Forse il problema principale del nuovo romanzo di Aleksandar Hemon, "Il mondo e tutto ciò che contiene", consiste in quella che, tra le sue diverse parti, costituisce una sfasatura; oltre che alla mancanza di enfasi nelle sue parti migliori. Pur essendo, indubbiamente, un romanzo di ampio respiro, cosa che sicuramente deve aver impegnato molto l'autore. Vediamo che ci sono quattro parti, più un epilogo; la prima parte inizia con il capitolo "Sarajevo, 1914"; l'ultima parte termina con il capitolo "Shanghai, 1949"; l'epilogo si intitola "Gerusalemme, 2001"; e tra tutte queste pietre miliari troviamo, disseminati, come tutta una serie di altri punti del percorso, sempre successivi e cronologici, come "Tashkent, 1919", "Korla, 1922", "Shanghai, 1932" e così via.

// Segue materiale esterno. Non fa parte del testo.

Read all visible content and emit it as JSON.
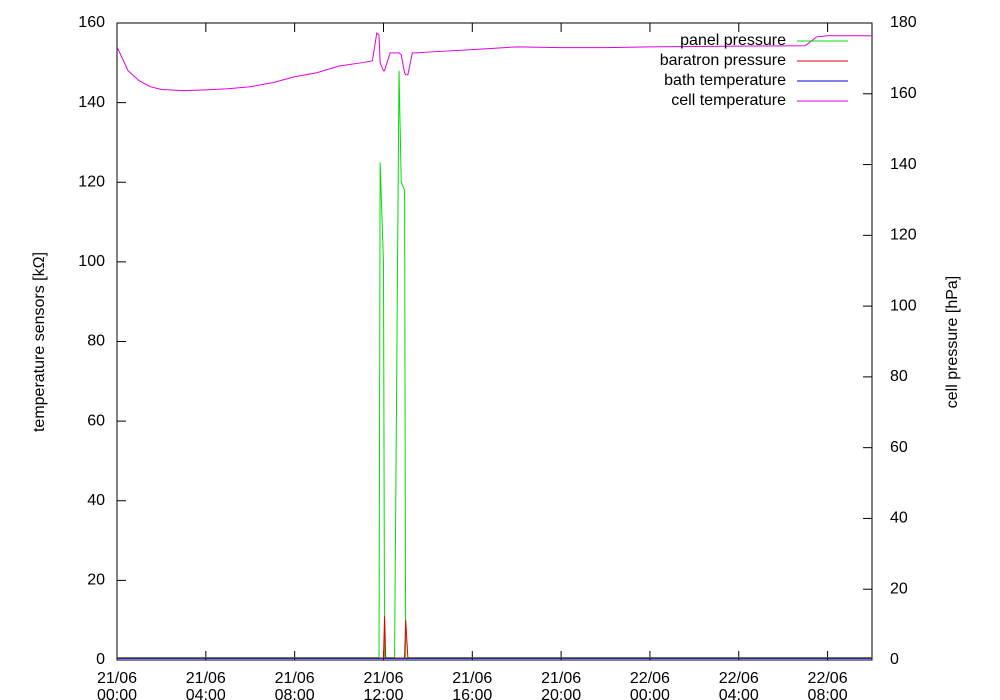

Molto raramente, il narratore del romanzo - che non si identifica mai con Hemon, sebbene l'epilogo renda quasi certo un tale legame - sembra che commenti come se avesse avuto già accesso a tutte le informazioni elaborate nel corso del romanzo: i profughi della Prima guerra mondiale, i Sefarditi di Saravejo nel periodo interbellico; come se tutto questo fosse una sorta di Lato B della migrazione postbellica; non verso l'Occidente (soprattutto gli Stati Uniti), ma verso l'Oriente (Uzbekistan, Cina). E questi momenti, che mostrano il "dietro le quinte" sono sempre interessanti; cosa che però non può essere detta per molti altri momenti del romanzo dedicati alle allucinazioni del protagonista, Rafael Pinto (farmacista/medico, sopravvissuto alla guerra, dipendente dall'oppio, ebreo sfollato dal mondo, ecc).
Rafael conosce Osman in trincea; i due si innamorano, trascorrono alcuni anni insieme come coppia (pur nascondendo la loro relazione a chi li circonda, prima ai soldati/commilitoni poi agli altri rifugiati con cui vivono, a seconda del tratto del "viaggio" in cui si trovano); dopo la morte di Osman, Rafael continua a sentire la sua voce, finendo in tal modo per «percepire la sua presenza»: oltre a reiterare tutta una serie di dispositivi ideologici molto ripetuti dalla narrativa di massa (amore-passione, fedeltà, famiglia, "amore per la vita", tutti elementi che sono stati criticati in un arco che va da Lukács a Zizek ad Adorno e Theweleit), l'accoppiata Rafael-Osman finisce per svuotare il progetto di Hemon da tutte le sue ramificazioni critiche, enciclopediche, intertestuali, e così appiattisce la sua ambizione romanzesca in una banale dicotomia.